Other News Materials 4 September 2010 20:12 (UTC +04:00)
Rich countries should be just as active earmarking funds to meet the United Nations' poverty-fighting goals as they did to fight the financial crisis, UN Secretary General Ban Ki-moon said Saturday at a conference in Austria
UN's Ban calls for poverty aid to match financial-crisis spending

Rich countries should be just as active earmarking funds to meet the United Nations' poverty-fighting goals as they did to fight the financial crisis, UN Secretary General Ban Ki-moon said Saturday at a conference in Austria, dpa reported.

Ban's comments came just over two weeks before world leaders meet from September 20 in New York to follow up on the Millenium Goals adopted in 2000, which aimed at halving poverty in the following 15 years.

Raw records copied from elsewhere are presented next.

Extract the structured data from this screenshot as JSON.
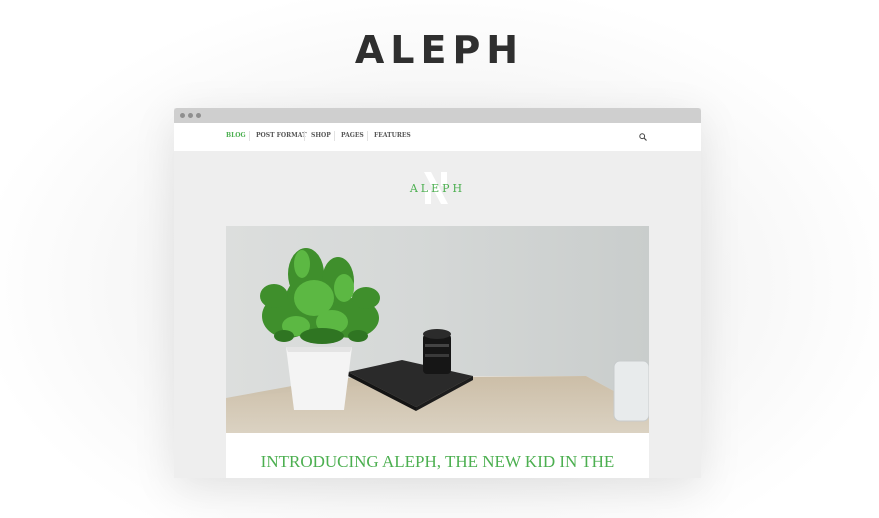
{
  "brand": {
    "title": "ALEPH"
  },
  "site": {
    "nav": [
      {
        "label": "BLOG",
        "active": true
      },
      {
        "label": "POST FORMAT",
        "active": false
      },
      {
        "label": "SHOP",
        "active": false
      },
      {
        "label": "PAGES",
        "active": false
      },
      {
        "label": "FEATURES",
        "active": false
      }
    ],
    "search_icon": "search-icon",
    "logo_text": "ALEPH",
    "accent_color": "#4caf50"
  },
  "post": {
    "title": "INTRODUCING ALEPH, THE NEW KID IN THE",
    "image": "plant-and-camera-lens-on-desk"
  }
}
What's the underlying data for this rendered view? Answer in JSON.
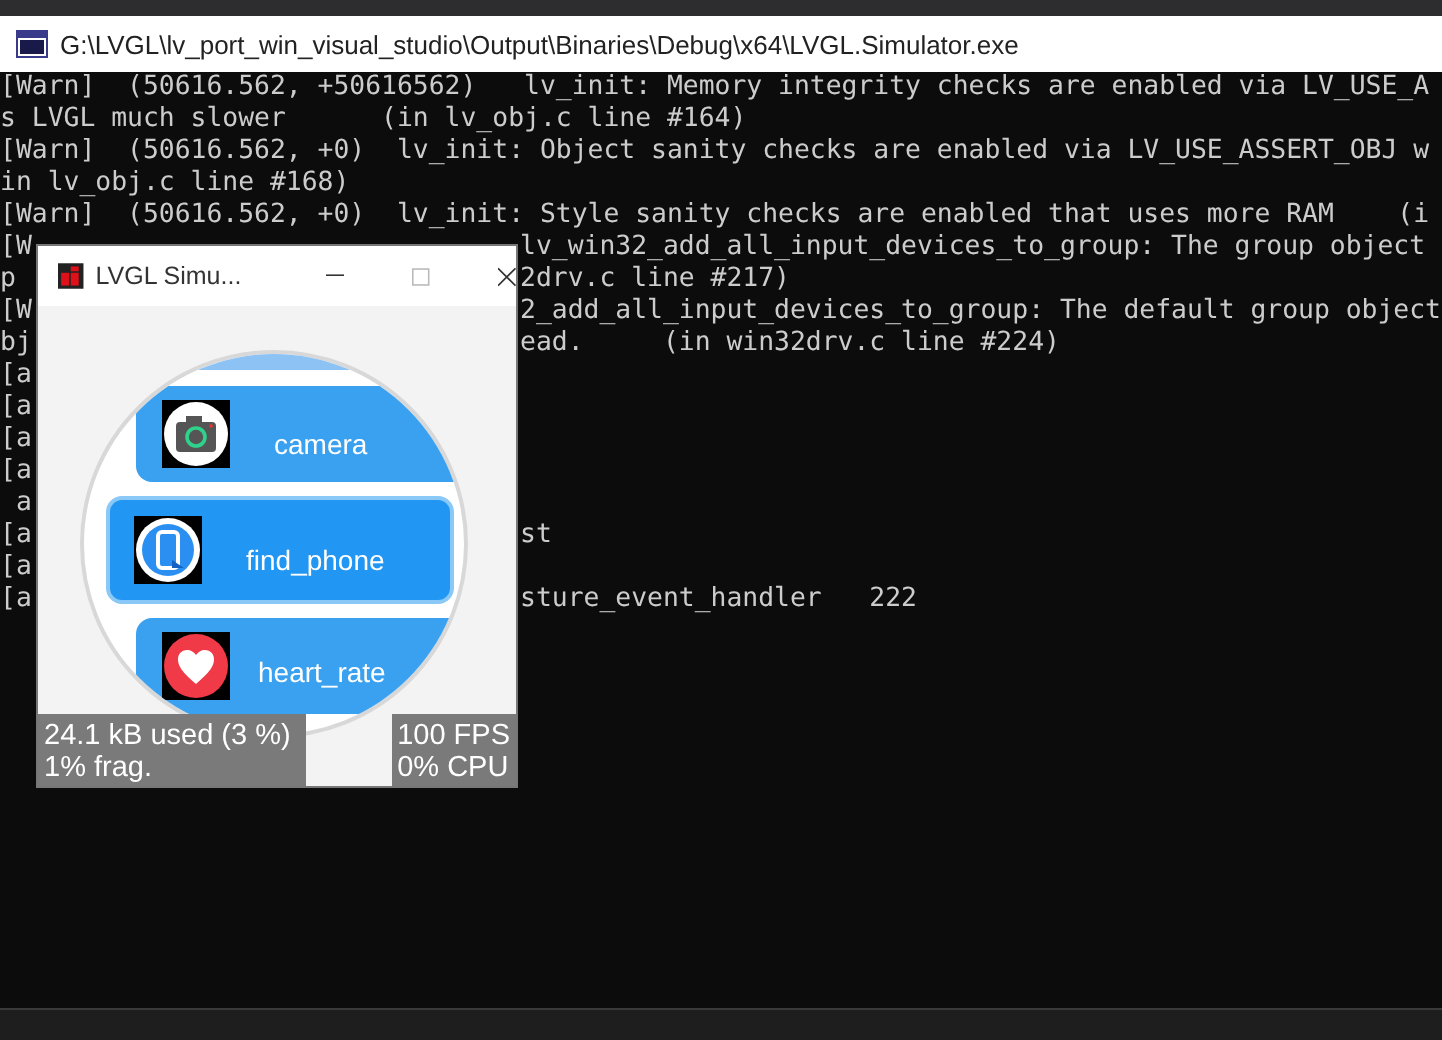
{
  "console": {
    "title": "G:\\LVGL\\lv_port_win_visual_studio\\Output\\Binaries\\Debug\\x64\\LVGL.Simulator.exe",
    "lines": [
      {
        "text": "[Warn]  (50616.562, +50616562)   lv_init: Memory integrity checks are enabled via LV_USE_A"
      },
      {
        "text": "s LVGL much slower      (in lv_obj.c line #164)"
      },
      {
        "text": "[Warn]  (50616.562, +0)  lv_init: Object sanity checks are enabled via LV_USE_ASSERT_OBJ w"
      },
      {
        "text": "in lv_obj.c line #168)"
      },
      {
        "text": "[Warn]  (50616.562, +0)  lv_init: Style sanity checks are enabled that uses more RAM    (i"
      },
      {
        "left": "[W",
        "right": "lv_win32_add_all_input_devices_to_group: The group object"
      },
      {
        "left": "p",
        "right": "2drv.c line #217)"
      },
      {
        "left": "[W",
        "right": "2_add_all_input_devices_to_group: The default group object"
      },
      {
        "left": "bj",
        "right": "ead.     (in win32drv.c line #224)"
      },
      {
        "left": "[a"
      },
      {
        "left": "[a"
      },
      {
        "left": "[a"
      },
      {
        "left": "[a"
      },
      {
        "left": " a"
      },
      {
        "left": "[a",
        "right": "st"
      },
      {
        "left": "[a"
      },
      {
        "left": "[a",
        "right": "sture_event_handler   222"
      }
    ]
  },
  "simulator": {
    "title": "LVGL Simu...",
    "items": [
      {
        "name": "camera",
        "kind": "camera",
        "selected": false
      },
      {
        "name": "find_phone",
        "kind": "phone",
        "selected": true
      },
      {
        "name": "heart_rate",
        "kind": "heart",
        "selected": false
      }
    ],
    "memory": [
      "24.1 kB used (3 %)",
      "1% frag."
    ],
    "performance": [
      "100 FPS",
      "0% CPU"
    ]
  }
}
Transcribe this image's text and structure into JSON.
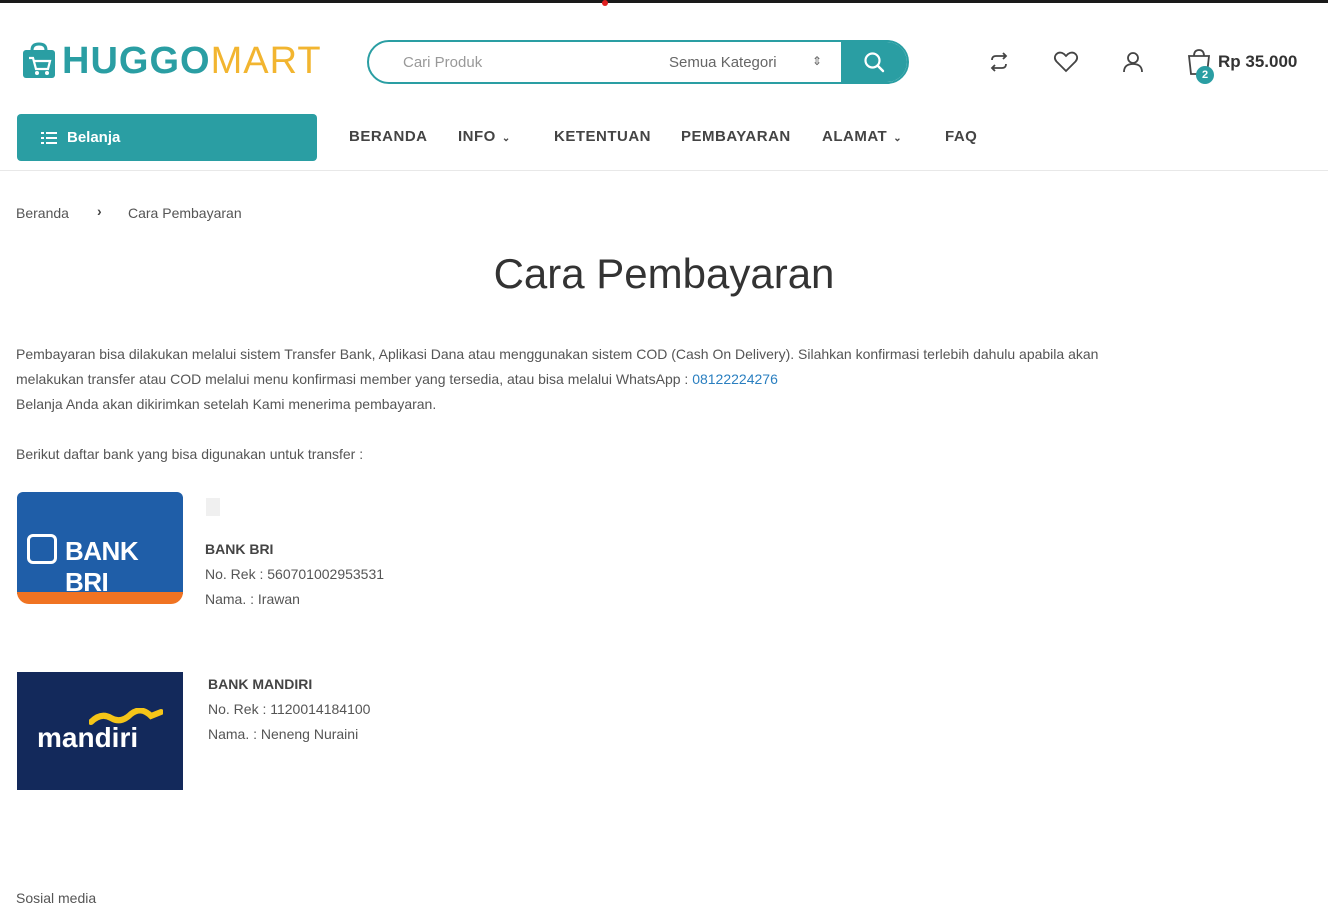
{
  "brand": {
    "word1": "HUGGO",
    "word2": "MART",
    "teal": "#2a9ea3",
    "yellow": "#f2b530"
  },
  "search": {
    "placeholder": "Cari Produk",
    "category": "Semua Kategori",
    "sort_glyph": "⇕",
    "button_icon": "search-icon"
  },
  "header_icons": [
    "compare-icon",
    "heart-icon",
    "user-icon",
    "cart-icon"
  ],
  "cart": {
    "count": "2",
    "total": "Rp 35.000"
  },
  "nav": {
    "shop_label": "Belanja",
    "items": [
      {
        "label": "BERANDA",
        "has_dropdown": false
      },
      {
        "label": "INFO",
        "has_dropdown": true
      },
      {
        "label": "KETENTUAN",
        "has_dropdown": false
      },
      {
        "label": "PEMBAYARAN",
        "has_dropdown": false
      },
      {
        "label": "ALAMAT",
        "has_dropdown": true
      },
      {
        "label": "FAQ",
        "has_dropdown": false
      }
    ]
  },
  "breadcrumb": {
    "home": "Beranda",
    "separator": "›",
    "current": "Cara Pembayaran"
  },
  "page": {
    "title": "Cara Pembayaran",
    "para1_line1": "Pembayaran bisa dilakukan melalui sistem Transfer Bank, Aplikasi Dana atau menggunakan sistem COD (Cash On Delivery).  Silahkan konfirmasi terlebih dahulu apabila akan",
    "para1_line2": "melakukan transfer atau COD melalui menu konfirmasi member yang tersedia, atau bisa melalui WhatsApp : ",
    "whatsapp": "08122224276",
    "para1_line3": "Belanja Anda akan dikirimkan setelah Kami menerima pembayaran.",
    "bank_intro": "Berikut daftar bank yang bisa digunakan untuk transfer :"
  },
  "banks": [
    {
      "logo_text": "BANK BRI",
      "name": "BANK BRI",
      "rek": "No. Rek : 560701002953531",
      "holder": "Nama.    : Irawan"
    },
    {
      "logo_text": "mandiri",
      "name": "BANK MANDIRI",
      "rek": "No. Rek : 1120014184100",
      "holder": "Nama.    : Neneng Nuraini"
    }
  ],
  "footer_peek": "Sosial media"
}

Because of austerity measures, developed countries are lagging behind in meeting their aid promises, Ban said at the annual European Forum Alpbach conference in the Tyrol province, the Austrian press agency APA reported.

"If industrial states can mobilize 20 billion dollars in a short time to fight the financial crisis, there is no excuse why the considerably lower funds to reach the millennium goals can't be raised," he said.

The global recession means that 64 million less people will exit poverty in 2010 than would have otherwise, a World Bank report said earlier this year. Yet the developing world is still expected to meet the 2015 goal of halving the number of people living in extreme poverty.